Além disso, de acordo com Arielle Sagrillo, os
estudos que foram feitos sobre estupradores até o momento não identificaram
nenhum tipo de patologia. "O que leva um sujeito a cometer um
estupro pode ser uma série de coisas. Entre elas, um não entendimento de que o
que está fazendo é violência, não ver seu ato como violência sexual, e isso tem
relação com a educação. É uma questão cultural", afirma Sagrillo.
Ela explica ainda que existem várias "crenças
disfuncionais" em relação às mulheres que colabora para que os agressores
cometam a violência. "Só é estupro se for em um beco escuro",
"uma mulher se comportando ou vestindo uma roupa está pedindo para ser
estuprada", "mulheres secretamente desejam que o estupro
aconteça" e "o não quer dizer sim, ela deve estar fazendo
charme", são alguns deles.
6
- A vítima nunca é a culpada
Como reforça Izabel Solyszko,
"independentemente do nosso comportamento e da nossa aparência, nada,
absolutamente nada (nem que eu seja garota de programa, nem que eu seja
promíscua, nem que eu esteja bêbada, nem que eu esteja sozinha com vários
homens em um quarto), realmente nada vai justificar uma violência contra
mim".
No livro Missoula, de Jon Krakauer, a
promotora Suzy Boylan pondera que o estupro é o único crime em que presume que
a vítima esteja mentindo. "Se uma pessoa é assaltada num beco,
ficaríamos céticos com o depoimento da vítima só porque não havia testemunha
ocular? Nós iríamos duvidar da vítima de um roubo porque ela deixou a
porta de casa destrancada?", questiona.
O silenciamento e a culpabilização das vítimas são
alguns dos principais artifícios da cultura do estupro. "Se o sigilo
falha, o agressor ataca a credibilidade de sua vítima.
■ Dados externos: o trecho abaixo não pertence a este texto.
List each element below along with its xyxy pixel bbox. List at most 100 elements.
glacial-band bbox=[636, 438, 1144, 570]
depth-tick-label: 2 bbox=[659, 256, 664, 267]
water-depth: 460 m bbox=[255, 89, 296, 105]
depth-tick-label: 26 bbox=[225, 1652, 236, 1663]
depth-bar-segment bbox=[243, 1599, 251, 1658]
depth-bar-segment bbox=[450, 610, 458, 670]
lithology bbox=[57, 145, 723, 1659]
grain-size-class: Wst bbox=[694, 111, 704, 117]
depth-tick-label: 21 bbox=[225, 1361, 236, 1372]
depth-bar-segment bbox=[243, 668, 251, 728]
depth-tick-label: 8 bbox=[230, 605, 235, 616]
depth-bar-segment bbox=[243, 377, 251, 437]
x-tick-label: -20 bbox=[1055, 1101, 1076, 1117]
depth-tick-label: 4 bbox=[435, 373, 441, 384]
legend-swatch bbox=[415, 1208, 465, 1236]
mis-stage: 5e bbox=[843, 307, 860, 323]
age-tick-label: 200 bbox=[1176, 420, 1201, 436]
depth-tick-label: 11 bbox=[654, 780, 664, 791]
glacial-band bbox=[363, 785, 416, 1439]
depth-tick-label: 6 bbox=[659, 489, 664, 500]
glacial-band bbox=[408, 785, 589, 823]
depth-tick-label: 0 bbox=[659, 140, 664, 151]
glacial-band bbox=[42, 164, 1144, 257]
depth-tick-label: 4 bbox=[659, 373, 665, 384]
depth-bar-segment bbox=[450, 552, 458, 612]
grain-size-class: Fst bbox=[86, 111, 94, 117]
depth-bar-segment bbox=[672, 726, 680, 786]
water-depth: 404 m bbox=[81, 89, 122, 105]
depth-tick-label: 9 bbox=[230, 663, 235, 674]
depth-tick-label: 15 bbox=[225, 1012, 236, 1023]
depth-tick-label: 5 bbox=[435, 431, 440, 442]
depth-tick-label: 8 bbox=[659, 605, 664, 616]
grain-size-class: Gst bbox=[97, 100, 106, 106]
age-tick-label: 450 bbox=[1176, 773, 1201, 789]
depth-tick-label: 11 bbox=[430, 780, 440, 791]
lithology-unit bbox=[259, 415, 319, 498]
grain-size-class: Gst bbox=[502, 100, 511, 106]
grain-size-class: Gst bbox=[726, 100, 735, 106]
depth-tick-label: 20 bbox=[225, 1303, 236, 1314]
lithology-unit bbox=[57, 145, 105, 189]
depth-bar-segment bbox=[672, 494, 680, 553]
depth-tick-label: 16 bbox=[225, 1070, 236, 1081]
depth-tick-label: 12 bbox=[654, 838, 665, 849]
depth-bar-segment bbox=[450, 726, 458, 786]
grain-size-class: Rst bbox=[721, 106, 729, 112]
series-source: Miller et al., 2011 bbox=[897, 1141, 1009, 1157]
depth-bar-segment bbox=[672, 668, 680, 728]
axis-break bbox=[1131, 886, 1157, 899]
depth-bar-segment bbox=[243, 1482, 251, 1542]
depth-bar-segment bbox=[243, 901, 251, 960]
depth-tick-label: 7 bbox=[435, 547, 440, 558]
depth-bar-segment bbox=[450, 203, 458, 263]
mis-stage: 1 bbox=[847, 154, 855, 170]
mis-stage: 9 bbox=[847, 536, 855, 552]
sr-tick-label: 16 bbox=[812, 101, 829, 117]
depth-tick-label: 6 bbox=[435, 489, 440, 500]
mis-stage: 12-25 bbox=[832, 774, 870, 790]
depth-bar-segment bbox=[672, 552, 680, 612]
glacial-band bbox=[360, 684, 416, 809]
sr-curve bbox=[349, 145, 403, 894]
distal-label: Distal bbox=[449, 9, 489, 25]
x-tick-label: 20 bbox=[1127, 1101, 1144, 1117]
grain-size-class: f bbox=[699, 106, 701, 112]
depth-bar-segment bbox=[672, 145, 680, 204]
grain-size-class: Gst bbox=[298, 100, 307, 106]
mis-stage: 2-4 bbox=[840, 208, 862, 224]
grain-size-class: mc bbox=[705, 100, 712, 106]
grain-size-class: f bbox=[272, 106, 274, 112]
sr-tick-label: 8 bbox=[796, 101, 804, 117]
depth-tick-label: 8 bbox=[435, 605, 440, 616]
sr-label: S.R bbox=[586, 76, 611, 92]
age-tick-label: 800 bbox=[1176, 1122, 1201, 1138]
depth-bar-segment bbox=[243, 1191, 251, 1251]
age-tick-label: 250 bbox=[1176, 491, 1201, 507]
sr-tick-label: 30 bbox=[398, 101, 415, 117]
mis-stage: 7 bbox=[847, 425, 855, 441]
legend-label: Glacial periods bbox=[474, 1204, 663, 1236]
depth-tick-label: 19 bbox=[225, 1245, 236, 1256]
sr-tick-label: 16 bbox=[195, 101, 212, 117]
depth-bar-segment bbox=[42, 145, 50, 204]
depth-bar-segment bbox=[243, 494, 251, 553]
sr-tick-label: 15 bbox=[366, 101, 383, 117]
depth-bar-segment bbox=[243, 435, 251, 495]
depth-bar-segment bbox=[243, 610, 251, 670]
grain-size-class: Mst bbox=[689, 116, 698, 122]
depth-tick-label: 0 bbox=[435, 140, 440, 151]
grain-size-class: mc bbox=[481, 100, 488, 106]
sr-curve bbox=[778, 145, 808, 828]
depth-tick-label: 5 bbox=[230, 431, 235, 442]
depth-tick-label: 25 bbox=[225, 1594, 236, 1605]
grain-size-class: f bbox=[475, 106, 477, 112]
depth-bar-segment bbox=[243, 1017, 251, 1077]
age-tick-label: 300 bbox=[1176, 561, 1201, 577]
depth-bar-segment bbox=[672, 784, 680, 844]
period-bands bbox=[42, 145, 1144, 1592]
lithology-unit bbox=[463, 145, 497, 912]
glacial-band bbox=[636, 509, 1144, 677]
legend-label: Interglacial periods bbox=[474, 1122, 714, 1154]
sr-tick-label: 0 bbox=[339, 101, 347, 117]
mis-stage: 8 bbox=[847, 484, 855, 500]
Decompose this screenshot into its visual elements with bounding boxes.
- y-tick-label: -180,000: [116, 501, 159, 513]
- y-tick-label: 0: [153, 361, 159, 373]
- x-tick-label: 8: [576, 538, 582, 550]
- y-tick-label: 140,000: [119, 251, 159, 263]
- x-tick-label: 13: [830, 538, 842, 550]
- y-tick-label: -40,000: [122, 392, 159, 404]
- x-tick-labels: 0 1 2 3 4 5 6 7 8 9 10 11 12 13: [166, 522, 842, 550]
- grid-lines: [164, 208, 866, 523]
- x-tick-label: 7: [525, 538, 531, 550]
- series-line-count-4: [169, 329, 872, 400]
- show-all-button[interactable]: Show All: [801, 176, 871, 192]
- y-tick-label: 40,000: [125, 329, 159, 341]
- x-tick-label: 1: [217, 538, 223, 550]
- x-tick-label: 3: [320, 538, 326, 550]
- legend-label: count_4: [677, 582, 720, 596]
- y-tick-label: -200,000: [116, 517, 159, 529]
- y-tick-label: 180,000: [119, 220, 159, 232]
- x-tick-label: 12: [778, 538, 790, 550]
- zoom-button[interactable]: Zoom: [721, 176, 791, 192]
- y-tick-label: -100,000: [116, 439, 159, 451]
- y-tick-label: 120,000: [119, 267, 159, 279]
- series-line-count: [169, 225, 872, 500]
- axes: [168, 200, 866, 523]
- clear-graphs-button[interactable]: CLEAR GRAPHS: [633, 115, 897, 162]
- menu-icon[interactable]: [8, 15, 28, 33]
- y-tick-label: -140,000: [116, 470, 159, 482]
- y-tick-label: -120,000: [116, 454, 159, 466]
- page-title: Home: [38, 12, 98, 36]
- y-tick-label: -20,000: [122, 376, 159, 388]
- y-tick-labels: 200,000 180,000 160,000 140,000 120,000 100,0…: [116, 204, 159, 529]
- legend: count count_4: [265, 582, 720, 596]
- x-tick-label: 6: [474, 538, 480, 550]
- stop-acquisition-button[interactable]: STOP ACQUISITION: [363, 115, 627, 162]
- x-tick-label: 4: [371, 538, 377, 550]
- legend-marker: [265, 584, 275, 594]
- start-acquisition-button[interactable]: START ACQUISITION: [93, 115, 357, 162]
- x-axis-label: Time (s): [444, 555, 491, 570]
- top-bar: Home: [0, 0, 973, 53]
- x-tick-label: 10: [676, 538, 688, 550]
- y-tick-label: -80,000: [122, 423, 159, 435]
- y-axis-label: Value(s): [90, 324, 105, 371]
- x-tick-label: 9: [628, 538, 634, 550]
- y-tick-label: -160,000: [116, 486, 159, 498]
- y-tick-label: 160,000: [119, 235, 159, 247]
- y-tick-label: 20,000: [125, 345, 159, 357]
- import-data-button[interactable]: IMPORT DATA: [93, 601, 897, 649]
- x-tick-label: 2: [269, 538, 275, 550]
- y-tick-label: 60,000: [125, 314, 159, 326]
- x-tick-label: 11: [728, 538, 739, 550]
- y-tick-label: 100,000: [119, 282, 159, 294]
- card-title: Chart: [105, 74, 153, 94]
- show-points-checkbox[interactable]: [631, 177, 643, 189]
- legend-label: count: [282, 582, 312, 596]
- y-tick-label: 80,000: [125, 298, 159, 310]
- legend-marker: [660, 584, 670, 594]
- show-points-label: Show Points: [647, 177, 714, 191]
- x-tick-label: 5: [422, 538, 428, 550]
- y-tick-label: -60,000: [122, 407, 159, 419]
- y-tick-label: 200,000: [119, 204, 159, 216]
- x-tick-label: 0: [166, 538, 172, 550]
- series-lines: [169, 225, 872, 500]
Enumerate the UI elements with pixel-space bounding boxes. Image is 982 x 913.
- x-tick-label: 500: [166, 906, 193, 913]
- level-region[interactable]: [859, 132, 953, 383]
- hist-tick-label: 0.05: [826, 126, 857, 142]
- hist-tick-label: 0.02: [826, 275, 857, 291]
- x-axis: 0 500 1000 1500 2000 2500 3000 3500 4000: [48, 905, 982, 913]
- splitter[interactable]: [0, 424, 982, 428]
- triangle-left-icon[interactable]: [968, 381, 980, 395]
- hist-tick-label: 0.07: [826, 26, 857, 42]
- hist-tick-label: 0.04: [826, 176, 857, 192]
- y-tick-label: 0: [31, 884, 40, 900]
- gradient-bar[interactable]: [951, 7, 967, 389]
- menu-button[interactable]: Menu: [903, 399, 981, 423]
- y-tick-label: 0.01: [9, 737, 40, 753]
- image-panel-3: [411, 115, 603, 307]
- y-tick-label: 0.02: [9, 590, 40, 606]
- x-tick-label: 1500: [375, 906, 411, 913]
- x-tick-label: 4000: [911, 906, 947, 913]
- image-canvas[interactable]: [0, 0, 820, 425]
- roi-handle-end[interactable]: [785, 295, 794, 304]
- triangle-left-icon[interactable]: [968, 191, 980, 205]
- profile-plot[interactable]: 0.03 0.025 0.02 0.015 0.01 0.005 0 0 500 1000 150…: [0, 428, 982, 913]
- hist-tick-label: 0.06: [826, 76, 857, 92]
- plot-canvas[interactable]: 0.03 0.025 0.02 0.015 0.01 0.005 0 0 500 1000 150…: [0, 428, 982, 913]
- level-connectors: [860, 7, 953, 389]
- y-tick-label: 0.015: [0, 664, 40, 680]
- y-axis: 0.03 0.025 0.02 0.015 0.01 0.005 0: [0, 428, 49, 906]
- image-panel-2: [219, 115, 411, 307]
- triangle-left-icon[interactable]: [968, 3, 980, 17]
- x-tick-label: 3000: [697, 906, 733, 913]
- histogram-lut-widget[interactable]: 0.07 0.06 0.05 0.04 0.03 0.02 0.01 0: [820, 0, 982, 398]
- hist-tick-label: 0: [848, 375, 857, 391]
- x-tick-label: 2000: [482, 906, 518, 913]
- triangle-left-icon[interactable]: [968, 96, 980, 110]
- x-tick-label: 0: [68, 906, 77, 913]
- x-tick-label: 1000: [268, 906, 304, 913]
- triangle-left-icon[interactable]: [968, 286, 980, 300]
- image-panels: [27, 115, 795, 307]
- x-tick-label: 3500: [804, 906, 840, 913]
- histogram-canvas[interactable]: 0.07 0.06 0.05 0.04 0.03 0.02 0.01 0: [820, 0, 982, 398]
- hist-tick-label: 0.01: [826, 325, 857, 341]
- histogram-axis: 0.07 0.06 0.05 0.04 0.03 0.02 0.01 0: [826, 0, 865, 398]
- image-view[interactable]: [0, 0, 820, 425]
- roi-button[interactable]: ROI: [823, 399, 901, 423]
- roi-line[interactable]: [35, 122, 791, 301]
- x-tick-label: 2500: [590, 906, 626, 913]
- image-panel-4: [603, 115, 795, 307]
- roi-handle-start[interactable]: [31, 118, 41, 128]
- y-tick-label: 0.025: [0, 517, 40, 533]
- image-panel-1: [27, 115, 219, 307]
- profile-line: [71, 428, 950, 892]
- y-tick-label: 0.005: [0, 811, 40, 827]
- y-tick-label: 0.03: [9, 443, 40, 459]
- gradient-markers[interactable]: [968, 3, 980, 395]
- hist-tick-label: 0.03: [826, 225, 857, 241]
Se não consegue
silenciá-la totalmente, ele tenta se certificar de que ninguém lhe dê
ouvidos. Para tanto, convoca um impressionante esquadrão de
argumentos, da negação mais descarada à racionalização mais sofisticada e
elegante", explica Judith Lewis Herman em "Trauma and Recovery".
"Depois de cada atrocidade, podem-se esperar ouvir as mesmas desculpas
previsíveis: jamais aconteceu; a vítima mente; a vítima exagera; a vítima que
provocou isso; e em todos os casos é o momento de esquecer o passado e seguir
em frente."
O problema é que a cultura do estupro está tão
enraizada na sociedade em que vivemos que não é só o agressor que apresenta tal
comportamento: profissionais da saúde e da lei
também o reproduzem. No relato que deu ao Fantástico, a vítima do
estupro coletivo no Rio de Janeiro contou que foi interrogada por vários homens
que expuseram imagens do crime para ela, além de realizarem questionamentos
absurdos como se já tinha feito sexo grupal. "É fácil esquecer que o dano
causado a uma vítima de estupro que é desacreditada pode ser no mínimo tão
devastador quanto o dano causado a um homem inocente que é injustamente acusado
de estupro", aponta Jon Krakauer em Missoula. "E, sem
dúvida, o segundo caso acontece com muito mais frequência."